Male Privilege
I am in a small neighborhood grocery market. The kind that has a lot of produce out front and inside select grocery items with a focus on a particular ethnic cuisine. For this one, that was Persian. I hear two voices at the front of the store, both speaking with non-English accents engaged in what sounds like an argument. One of the voices, a woman’s voice, is quite soft. I can not make out what she is saying. The other voice, a male voice, is escalating. It gets louder and louder. Soon this male voice is shouting at the other voice. Shouting at the woman. Suddenly my muscles tighten. I can feel the blood rushing to my head, through my muscles. My palms are sweaty. Images of my encounters with misogynistic and abusive men have entered my mind now. I am scared and enraged. I want to rush to the front of the store to stop him. Stop him from hurting her. I see now that the woman’s voice belongs to a store cashier. The male voice belongs to a customer. I hesitate. Only because the man is a person of color. So too is the woman. I walk up to the man and say, “stop shouting at her! Leave her alone! Leave the store!” He starts telling me now about the wrong done to him, apparently not understanding where my allegiance lies. “Don’t shop here then if you have an issue with their policies. Stop shouting at her. Leave the store!” It took a lot for me to not go ballistic on him. None of the other customers said a thing. Sensing my rage building, I walked away.
A short time later the woman who was the direct target for this man’s aggression came and found me in one of the aisles. She appeared rattled, slightly, but was very calm and poised. This was a person familiar with male aggression, male violence. She apologized to me for that man’s behavior, and started to talk about what she had done to warrant a verbal assault. I stopped her mid-sentence. “You did nothing wrong,” I say. “He was wrong for shouting at you.”
When I went to the front to pay for my groceries, the other cashier (a woman of color) was visibly upset and said something to me about the incident. “Ohh. I need an Advil now after that. I just bought these special $200 shoes because of my back pain and now my back is going to hurt all day.” Their fear and anger and shame was palatable. It hung in the store like thick smoke that you have to wade through to get out, to be free.
The establishment of women only spaces and then queer only spaces which followed, come out of second wave feminism and the need to publicly and personally declare the existence of “women” in cultural and social space. This was cis-gendered, middle class white women mind you. Thus, I’ve always been a bit suspect of such gatherings where “Women” is the headline. Yet, after this short 10 minute incident, I felt viscerally in my body, the need to not be around men. How triggering just hearing a male voice, can be.
I am not advocating for separatism. Rather, calling out an everyday instance of male violence against women.

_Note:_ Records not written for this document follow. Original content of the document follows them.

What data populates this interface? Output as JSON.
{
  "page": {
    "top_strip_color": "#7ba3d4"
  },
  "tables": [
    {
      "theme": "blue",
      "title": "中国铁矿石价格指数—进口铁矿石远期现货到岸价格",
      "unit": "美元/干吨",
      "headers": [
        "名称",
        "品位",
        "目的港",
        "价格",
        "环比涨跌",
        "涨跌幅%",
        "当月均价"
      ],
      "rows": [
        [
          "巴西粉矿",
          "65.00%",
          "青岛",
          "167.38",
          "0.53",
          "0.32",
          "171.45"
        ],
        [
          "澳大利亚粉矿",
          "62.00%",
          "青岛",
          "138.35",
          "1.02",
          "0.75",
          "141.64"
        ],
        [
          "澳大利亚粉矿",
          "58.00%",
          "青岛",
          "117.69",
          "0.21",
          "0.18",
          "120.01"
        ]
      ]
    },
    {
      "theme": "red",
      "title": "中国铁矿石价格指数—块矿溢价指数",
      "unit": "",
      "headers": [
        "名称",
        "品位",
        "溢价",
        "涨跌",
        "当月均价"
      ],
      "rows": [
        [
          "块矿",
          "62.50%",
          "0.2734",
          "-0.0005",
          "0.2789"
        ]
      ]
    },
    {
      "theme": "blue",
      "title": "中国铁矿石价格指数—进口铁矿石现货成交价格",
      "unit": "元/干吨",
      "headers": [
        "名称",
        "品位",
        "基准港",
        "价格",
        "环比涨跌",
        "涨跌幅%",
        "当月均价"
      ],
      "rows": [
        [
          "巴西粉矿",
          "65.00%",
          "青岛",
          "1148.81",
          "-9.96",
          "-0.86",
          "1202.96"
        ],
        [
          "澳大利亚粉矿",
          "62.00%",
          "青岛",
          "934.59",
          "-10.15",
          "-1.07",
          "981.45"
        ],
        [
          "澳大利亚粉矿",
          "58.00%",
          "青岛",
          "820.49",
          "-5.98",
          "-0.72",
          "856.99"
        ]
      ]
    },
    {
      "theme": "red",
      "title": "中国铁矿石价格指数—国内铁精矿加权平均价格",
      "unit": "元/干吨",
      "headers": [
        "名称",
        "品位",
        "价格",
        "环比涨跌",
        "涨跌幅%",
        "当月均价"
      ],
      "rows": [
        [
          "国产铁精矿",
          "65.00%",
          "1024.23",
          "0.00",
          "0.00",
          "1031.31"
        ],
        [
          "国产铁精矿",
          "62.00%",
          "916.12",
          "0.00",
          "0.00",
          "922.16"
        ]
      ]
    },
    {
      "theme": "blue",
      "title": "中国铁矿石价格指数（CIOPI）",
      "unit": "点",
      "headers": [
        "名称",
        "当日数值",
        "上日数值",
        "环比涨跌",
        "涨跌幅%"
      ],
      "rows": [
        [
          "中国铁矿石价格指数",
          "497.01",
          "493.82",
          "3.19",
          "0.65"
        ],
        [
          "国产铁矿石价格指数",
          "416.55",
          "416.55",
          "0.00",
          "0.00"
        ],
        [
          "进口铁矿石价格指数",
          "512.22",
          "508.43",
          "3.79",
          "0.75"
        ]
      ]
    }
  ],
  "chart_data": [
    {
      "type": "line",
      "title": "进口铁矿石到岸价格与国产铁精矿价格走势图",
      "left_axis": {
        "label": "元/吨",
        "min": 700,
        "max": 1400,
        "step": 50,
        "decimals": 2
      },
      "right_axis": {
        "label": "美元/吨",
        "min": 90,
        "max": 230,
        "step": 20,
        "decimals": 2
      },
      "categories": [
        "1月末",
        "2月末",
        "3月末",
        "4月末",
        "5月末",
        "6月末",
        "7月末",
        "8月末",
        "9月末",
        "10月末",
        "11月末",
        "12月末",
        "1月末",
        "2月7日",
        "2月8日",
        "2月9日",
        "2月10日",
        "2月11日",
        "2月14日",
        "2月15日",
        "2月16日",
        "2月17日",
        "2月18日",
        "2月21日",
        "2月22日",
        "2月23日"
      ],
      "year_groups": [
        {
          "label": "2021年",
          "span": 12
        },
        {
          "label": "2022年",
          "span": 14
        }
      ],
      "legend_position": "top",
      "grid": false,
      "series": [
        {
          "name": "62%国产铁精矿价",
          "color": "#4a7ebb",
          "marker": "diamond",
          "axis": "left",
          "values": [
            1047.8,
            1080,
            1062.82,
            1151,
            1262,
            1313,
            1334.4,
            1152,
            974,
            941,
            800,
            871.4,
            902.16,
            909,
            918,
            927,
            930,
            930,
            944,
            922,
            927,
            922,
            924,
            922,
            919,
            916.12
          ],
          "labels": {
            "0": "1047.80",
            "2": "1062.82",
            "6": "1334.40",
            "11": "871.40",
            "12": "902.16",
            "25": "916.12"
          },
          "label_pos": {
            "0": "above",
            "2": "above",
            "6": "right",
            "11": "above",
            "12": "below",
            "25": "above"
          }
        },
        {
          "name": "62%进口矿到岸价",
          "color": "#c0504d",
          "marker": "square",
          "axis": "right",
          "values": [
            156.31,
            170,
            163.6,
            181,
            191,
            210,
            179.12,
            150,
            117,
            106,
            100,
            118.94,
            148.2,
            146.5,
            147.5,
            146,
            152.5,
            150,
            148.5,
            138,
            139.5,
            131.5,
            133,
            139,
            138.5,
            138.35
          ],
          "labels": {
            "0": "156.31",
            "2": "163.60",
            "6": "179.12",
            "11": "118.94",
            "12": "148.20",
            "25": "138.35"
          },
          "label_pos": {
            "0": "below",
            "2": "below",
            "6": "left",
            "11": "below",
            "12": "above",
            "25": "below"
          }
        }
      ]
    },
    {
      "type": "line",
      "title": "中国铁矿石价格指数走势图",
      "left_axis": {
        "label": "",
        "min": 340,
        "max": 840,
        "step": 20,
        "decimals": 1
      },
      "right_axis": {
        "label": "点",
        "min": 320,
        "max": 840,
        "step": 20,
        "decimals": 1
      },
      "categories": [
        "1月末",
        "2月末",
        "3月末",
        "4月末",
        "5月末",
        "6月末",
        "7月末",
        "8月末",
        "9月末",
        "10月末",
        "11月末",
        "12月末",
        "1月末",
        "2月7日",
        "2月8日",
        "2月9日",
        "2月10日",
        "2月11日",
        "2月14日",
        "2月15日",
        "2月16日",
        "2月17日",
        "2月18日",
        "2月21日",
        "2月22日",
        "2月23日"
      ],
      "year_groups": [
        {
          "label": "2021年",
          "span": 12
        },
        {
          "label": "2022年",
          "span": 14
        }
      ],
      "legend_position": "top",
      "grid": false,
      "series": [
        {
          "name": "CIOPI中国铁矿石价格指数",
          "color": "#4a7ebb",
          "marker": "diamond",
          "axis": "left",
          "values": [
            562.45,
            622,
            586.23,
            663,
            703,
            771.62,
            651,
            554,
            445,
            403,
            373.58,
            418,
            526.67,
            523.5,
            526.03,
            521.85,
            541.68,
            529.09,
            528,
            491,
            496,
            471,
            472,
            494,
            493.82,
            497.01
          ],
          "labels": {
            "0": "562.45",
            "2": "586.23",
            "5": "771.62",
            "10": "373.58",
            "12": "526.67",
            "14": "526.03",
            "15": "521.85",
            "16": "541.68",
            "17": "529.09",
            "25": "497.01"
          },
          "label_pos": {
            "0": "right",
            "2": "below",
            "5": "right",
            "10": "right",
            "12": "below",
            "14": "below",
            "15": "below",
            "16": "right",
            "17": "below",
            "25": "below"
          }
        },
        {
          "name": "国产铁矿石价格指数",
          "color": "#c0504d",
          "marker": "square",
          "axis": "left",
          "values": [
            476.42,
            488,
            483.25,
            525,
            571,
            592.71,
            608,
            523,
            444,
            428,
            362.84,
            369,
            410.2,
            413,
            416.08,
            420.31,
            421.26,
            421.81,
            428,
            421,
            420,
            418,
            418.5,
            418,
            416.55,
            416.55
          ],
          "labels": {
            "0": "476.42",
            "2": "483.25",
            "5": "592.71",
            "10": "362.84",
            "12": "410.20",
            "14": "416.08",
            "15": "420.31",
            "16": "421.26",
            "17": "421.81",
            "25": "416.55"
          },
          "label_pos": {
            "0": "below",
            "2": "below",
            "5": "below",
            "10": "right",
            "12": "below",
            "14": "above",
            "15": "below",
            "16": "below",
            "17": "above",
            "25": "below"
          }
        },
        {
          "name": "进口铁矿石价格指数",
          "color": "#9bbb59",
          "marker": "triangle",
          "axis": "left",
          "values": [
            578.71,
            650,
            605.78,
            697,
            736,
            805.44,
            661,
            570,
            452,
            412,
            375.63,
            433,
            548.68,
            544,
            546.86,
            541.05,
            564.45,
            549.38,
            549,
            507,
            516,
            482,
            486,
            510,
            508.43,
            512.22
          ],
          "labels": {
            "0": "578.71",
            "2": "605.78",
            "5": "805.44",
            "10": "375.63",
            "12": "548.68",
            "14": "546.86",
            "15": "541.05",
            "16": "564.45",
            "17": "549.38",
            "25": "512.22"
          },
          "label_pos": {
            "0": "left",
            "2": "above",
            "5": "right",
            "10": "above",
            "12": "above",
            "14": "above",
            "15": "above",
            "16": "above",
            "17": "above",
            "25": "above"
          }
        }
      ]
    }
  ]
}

It needs to be called that, violence, to remove the socially sanctioned permissiveness of masculine aggression. Violence reveals the intention of the actor to cause harm. The ruthless taking of an Other’s humanity. It names a specific perpetrator(s) and victim(s). And naming it “male violence” puts the actions in the context of a structural attempt to maintain power and dominance. We must be careful, though, to not misconstrue the idea of “intent.” One might argue that this does not really constitute male violence as the perpetrator did not use physical force or prolonged psychological or mental mistreatment. However, this man was clearly intending to do harm in order to get his way with this woman through verbal intimidation. What is more important, though, is to pay attention to the social mechanisms in place that make this “everyday” display of male violence against women possible at all. If patriarchy is the institutionalization of cis-male white power, there are social mechanisms in place that maintain male moral and cultural dominance. One of these mechanisms is the permissiveness of men to be loud and aggressive in public. Further, it is the institutionalization of male aggression and violence, the cultural acceptance of it, the societal unwillingness to call anything but physical force violence that puts women, queer, and trans people in a constant state of vigilance and fear. This is why the two women clerks in the store did not “fight back.” They have learned that to fight back against male violence is to risk subjecting yourself to more violence. So women chose their battles. They reserve their energy to fight back against intimate male partners and male family members. What might seem like passivity or compliance to a male act of violence committed by a stranger, is actually silent resistance. We cannot see such people’s history of fighting back. We cannot see their sometimes daily endurance of male violence and aggression. This is why I’m highlighting it hear. It is the small daily occurrences of male violence that provide the opportunity for patriarchal dominance and control.